赵歉堂正好悠悠转醒,一睁眼,还未有焦距,便对上了刘非的双眸。

他稍微一动,只觉得胸口凉丝丝,低头一看,便看到了自己衣襟大解的胸口,此时兹丕黑父已然退开,赵歉堂不知自己的衣襟是谁解开的,但刘非就站在他的面前。

“嗬!”赵歉堂倒抽了一口冷气,连忙拢起自己的衣襟,将自己包裹的严严实实,脸色殷红的看着刘非,满脸都是不好意思,道:“你……你……”

刘非率先开口,道:“你饿晕过去了。”

赵歉堂脸色更红,摸了摸自己的肚子,道:“好像……是、是有点饿。”

刘非奇怪的问:“听说你以前也总是饿晕过去。”

赵歉堂点了点头,嗫嚅道:“是……是有那么一两回。”

“一两回?”刘非重复。

赵歉堂脸色通红,更正道:“每个月……一两回。”

刘非道:“为何不吃饭?”

赵歉堂道:“也不是不想吃,只是……只是一时忘了,有事情绊住了手脚,所以就、就……”

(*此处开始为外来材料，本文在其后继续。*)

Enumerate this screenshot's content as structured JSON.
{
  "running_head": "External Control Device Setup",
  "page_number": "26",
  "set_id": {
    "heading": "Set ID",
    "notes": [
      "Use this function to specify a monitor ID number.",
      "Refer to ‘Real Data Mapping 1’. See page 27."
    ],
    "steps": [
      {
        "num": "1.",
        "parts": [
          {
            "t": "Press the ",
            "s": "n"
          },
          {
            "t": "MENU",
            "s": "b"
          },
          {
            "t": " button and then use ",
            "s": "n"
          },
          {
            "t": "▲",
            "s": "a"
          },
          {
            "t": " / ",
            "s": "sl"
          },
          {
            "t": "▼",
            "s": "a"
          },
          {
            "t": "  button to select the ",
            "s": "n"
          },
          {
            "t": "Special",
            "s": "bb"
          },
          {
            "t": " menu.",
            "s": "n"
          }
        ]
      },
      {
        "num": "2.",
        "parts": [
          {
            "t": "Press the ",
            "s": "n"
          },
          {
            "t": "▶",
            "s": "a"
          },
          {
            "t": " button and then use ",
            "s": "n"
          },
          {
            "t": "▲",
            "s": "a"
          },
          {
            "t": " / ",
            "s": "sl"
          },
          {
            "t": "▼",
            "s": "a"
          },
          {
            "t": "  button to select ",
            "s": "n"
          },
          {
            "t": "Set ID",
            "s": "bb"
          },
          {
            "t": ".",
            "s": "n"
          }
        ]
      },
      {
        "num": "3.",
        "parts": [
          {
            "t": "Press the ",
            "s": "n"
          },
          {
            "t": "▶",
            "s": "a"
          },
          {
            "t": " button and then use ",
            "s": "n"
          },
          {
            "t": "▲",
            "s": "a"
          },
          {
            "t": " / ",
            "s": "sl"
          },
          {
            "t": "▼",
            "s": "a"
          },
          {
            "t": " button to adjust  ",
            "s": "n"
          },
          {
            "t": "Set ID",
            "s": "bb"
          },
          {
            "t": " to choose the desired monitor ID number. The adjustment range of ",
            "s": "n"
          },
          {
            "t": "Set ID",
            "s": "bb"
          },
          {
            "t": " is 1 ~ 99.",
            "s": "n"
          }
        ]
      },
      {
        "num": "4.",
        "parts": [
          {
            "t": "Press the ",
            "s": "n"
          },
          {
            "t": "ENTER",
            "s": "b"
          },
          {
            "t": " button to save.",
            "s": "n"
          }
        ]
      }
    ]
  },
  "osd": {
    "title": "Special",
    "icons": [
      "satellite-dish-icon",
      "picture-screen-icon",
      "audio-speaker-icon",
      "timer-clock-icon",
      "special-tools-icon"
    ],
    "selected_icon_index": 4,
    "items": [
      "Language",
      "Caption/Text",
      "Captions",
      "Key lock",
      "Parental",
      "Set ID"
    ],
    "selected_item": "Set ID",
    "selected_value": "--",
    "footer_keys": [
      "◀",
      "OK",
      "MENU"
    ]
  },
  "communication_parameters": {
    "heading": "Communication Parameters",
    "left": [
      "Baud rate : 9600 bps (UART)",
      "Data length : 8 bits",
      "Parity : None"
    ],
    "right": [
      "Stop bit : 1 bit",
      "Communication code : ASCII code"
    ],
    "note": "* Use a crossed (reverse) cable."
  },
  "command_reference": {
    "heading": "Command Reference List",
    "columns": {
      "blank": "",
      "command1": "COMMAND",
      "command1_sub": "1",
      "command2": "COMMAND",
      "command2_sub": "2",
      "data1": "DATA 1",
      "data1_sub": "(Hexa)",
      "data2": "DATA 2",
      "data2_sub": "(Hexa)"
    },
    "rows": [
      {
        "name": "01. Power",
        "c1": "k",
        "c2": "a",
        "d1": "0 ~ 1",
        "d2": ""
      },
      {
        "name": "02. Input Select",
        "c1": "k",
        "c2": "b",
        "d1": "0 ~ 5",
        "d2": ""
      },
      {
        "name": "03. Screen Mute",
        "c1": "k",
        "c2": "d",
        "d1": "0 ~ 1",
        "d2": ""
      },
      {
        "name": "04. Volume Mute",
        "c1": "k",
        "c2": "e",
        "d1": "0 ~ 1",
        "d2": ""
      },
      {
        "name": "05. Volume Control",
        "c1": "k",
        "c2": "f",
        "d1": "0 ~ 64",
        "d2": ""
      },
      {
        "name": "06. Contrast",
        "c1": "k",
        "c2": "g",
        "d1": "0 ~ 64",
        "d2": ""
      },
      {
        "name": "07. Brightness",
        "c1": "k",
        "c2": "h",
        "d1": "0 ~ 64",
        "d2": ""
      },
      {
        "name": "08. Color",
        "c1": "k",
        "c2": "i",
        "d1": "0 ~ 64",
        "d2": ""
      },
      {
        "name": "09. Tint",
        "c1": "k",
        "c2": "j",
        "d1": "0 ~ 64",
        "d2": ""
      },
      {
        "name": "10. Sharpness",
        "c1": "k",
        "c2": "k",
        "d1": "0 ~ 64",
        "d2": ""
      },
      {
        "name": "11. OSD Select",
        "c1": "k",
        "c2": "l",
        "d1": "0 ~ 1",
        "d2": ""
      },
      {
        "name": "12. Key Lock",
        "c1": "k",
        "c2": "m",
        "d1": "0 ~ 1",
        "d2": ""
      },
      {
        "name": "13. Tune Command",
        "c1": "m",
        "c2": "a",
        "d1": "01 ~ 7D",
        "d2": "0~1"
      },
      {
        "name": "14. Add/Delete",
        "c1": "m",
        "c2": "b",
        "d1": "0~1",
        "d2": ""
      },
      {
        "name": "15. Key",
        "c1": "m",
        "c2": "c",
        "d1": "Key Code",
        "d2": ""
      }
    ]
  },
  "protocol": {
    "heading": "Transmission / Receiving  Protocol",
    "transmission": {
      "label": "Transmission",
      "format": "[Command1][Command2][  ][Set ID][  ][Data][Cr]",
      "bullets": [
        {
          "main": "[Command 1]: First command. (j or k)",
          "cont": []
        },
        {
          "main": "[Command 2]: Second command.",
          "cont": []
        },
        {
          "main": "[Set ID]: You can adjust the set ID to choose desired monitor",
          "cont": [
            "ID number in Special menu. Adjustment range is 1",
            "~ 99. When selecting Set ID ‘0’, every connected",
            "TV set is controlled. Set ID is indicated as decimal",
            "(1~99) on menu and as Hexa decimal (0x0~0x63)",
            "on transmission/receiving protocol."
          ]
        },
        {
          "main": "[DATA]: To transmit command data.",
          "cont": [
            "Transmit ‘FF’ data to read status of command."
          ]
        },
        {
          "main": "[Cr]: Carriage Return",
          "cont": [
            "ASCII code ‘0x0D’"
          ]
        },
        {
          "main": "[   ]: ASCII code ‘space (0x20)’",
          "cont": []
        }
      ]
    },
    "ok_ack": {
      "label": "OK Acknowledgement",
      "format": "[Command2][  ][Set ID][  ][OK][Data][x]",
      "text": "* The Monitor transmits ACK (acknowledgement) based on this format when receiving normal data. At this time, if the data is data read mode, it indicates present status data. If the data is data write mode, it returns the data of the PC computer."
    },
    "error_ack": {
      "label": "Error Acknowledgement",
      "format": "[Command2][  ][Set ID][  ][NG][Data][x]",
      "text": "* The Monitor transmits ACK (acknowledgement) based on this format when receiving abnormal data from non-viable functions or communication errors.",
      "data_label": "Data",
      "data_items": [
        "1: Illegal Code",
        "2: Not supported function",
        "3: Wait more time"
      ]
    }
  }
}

赵歉堂正在说话,便感觉到一股冷漠的视线扎过来,冰锥子似的扎在自己身上,转头一看,是梁错!

吓得赵歉堂赶紧缩起来,瑟瑟发抖的道:“陛下,草民……草民当真没有谋逆啊!”

刘非道:“你可有甚么兄弟,长相很相似的?”

赵歉堂的脸色瞬间暗淡下来,道:“没、没有……我家、家……遭遇变故,早就没有人了,你……你不是也知晓么?”

刘非这才记起来,自己与赵歉堂仿佛是青梅竹马的干系,赵歉堂乃是赵氏贵胄,但因着家中遭遇了变故,满门皆斩,只有赵歉堂活了下来,且永远不得入仕。

既然不是长相相似的兄弟,赵歉堂的胸口又没有伤疤……

刘非又问:“你日前……可曾失忆过?”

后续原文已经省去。